I wouldn't bother with trying to rig solar vents. To me that's getting a bit paranoid about the falacy that shink wrap = dampness. The plastic Clam Shell Vents purchased from the same companies that sell the shrink wrap is all you need. YOU control the ventilation of your wrap if you are doing it, and if you don't, simply tell the wrappers how many vents you want and where. Of course if you do a swiss cheese version of a patchwork quilt as I did last year you don't have to add any vents at all You can also purchase zippered doors from the shrink wrap catalogs that can be cut out and used for a few years. I added frame stand-offs to keep my frame a couple inches outside the teak hand rails at the top of the stanchions so I can do the annual light sand and re-coat under wraps in the spring - which also aids in ventilation because the bottom of the wrap will be wrapped around a line inches from the hull - unlike the paid wrappers who usually have that line touching the hull which may be a problem in itself. Some people at my marina who pay to have it done add a stand-off around the gunwale area to keep that from happening.
11-07-2007 03:24 AM
merttan
A warning for NE...

It's not really related to how you cover your boat.

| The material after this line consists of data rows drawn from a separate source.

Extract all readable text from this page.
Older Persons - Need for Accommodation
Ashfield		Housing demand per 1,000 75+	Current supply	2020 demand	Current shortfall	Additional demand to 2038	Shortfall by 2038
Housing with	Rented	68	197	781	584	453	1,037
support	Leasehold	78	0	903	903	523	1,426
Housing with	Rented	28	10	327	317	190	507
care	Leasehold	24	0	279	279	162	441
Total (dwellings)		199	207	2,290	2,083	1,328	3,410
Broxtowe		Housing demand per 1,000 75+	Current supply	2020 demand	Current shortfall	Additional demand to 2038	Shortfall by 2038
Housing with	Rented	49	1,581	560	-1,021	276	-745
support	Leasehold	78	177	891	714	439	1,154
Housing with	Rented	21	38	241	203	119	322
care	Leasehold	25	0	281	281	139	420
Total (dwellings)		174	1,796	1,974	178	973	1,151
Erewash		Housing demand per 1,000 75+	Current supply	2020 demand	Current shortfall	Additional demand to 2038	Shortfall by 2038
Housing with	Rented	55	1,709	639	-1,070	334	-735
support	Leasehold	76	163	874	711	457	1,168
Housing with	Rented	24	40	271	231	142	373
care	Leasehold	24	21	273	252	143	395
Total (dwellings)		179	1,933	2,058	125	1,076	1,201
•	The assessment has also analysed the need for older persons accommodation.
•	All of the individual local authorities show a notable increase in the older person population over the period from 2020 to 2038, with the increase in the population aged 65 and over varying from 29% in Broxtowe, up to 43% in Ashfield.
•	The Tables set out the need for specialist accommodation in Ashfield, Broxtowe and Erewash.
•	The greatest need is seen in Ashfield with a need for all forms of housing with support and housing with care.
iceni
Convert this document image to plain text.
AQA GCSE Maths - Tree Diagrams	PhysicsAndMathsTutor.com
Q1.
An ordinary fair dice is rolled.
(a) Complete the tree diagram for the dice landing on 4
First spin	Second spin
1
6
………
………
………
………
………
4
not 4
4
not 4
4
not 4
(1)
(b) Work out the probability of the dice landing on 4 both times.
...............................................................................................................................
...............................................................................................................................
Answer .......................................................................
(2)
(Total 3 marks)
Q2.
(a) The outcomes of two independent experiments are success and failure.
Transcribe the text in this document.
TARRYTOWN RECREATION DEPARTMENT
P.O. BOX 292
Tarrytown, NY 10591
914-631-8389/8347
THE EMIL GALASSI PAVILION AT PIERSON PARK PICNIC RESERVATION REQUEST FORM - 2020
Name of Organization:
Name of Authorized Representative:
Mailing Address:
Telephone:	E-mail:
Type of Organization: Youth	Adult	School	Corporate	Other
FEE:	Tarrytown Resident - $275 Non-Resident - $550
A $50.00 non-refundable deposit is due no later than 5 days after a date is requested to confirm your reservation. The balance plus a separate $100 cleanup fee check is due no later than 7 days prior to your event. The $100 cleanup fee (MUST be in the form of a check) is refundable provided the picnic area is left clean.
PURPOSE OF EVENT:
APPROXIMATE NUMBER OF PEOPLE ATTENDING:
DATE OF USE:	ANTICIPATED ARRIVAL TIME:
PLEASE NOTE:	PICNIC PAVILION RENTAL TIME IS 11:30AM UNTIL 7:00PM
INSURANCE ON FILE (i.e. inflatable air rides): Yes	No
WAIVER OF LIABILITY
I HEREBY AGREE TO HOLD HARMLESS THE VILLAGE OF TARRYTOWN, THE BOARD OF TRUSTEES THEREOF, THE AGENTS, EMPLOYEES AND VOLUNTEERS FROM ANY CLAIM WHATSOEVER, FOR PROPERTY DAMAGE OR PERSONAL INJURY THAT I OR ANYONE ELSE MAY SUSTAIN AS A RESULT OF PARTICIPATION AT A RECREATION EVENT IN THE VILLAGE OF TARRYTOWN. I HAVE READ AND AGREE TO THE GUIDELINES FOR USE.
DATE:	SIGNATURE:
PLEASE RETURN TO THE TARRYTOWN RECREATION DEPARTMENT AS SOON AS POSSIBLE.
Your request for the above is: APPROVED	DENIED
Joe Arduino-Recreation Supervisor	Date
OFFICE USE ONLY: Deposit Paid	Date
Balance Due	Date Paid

However, make sure the drains do not freeze and block water during winter. There are so many examples of boats flooding in winter with rain water. Cockpit floods, then the cabin... And causes extreme damages to interior... Just a warning...
11-06-2007 09:46 PM
labatt The frame we built will keep the wrap at a fairly steep slope, hopefully making the snow slide off fairly quickly. We'll put the solar vents on the angles, so they should remain uncovered most of the time. I'd be interested to hear anyone else's experience with them too. Also, we plan on getting a "door" for the shrink wrap too.